Omoru Advocates Realistic Approach to Rent Control at NIESV Delta Workshop

By Foster Akpore | Asaba, Delta State | October 23, 2025

A Fellow of the Nigerian Institution of Estate Surveyors and Valuers (NIESV), ESV. Christian O. O. Omoru has called for a pragmatic and context-driven approach to rent regulation in Nigeria, warning that blanket rent control policies could worsen the housing crisis rather than solve it.

Omoru made this submission while presenting a paper titled “Regulation and Rent Control: How Feasible and Enforceable in the Real Estate Investment in a Capitalist Economy” at the 2025 Mandatory Continuing Professional Development (MCPD) Workshop of the NIESV, Delta State Branch, held at Orchid Hotels, Asaba.

ESV. Christian O. O. Omoru (second right) and other members of the panel in a group photograph

He observed that Nigeria’s urban housing deficit continues to deepen due to rural-urban migration, inflation, high construction costs, and poor housing policy, leading to escalating rents across cities with consequential skyrocketing rents.
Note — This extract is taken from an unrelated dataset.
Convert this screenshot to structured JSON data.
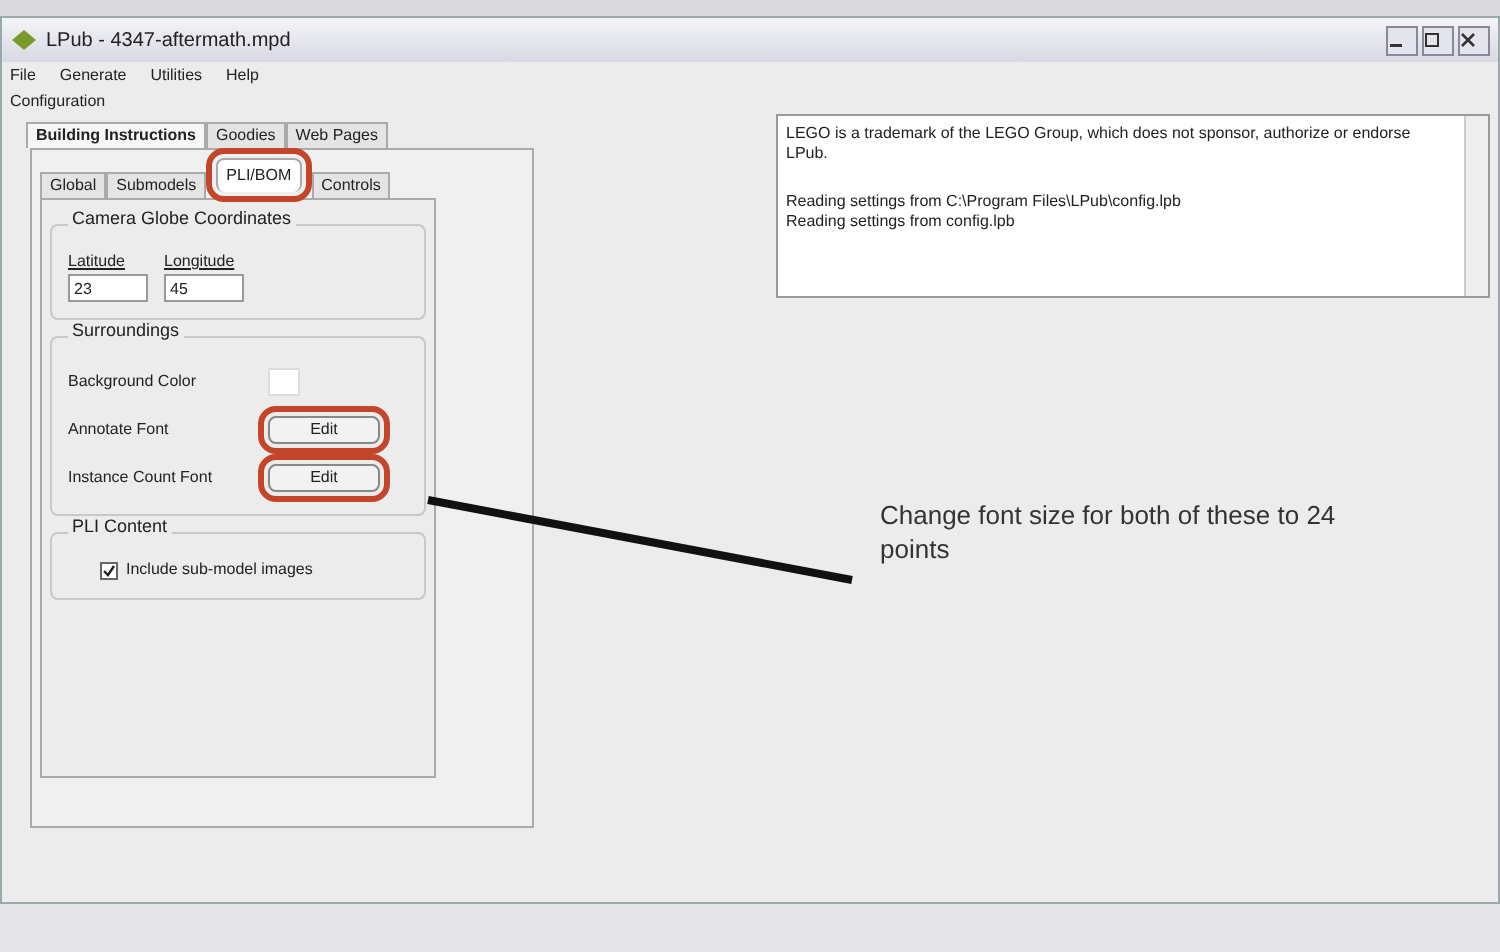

While some states have attempted to intervene through tenancy laws and real estate regulations, Omoru noted that such measures often fail when they neglect broader economic realities arising from the interaction of the forces of demand and supply.

Drawing from examples in Germany, the United States, Canada where rent control subsist, and the United Kingdom where there are no rent control measure, he explained that rent control provides only temporary relief, as it can discourage investment and reduce housing supply. He emphasized that Nigeria’s economy, though described as capitalist, functions as a mixed system in which government not only participates but also regulates private enterprise.

According to Omoru, any rent regulation framework in Nigeria must be feasible, enforceable, and harmonized with constitutional provisions that separate professional practice from state-level legislation. He cited the Lagos State Real Estate Regulatory Authority Law and the Tenancy Law as cases that, despite good intentions, face implementation challenges due to overlapping jurisdiction and lack of adequate consultation.

He outlined multiple causes of rising rents, including inadequate housing supply, poor land-use planning, unlawful demolitions, weak resettlement systems, urbanization, gentrification, and quackery in real estate practice. He added that rent increases are element of increase land value due to development as in the case of the MORE agenda of Delta State Government and landlords often pass maintenance costs and high land prices to tenants, further straining affordability.

Omoru recommended that governments at all levels prioritize expanding affordable housing, robust and strategic land use policy and enforcement that will impose monetary sanctions on defaulters for housing impairment. That such housing impairment funds can be geared towards providing affordable housing. He added that government should make policy to ensure any estate or property development of over three units are made to provide 25% of the total accommodation units for low income earners before plan approval. He maintained that genuine rent control must go hand in hand with increased supply, professional regulation, and transparent governance.

He concluded that “regulation and rent control can only succeed if designed within Nigeria’s economic and institutional realities, and if implemented collaboratively between government, professionals, and the private sector.”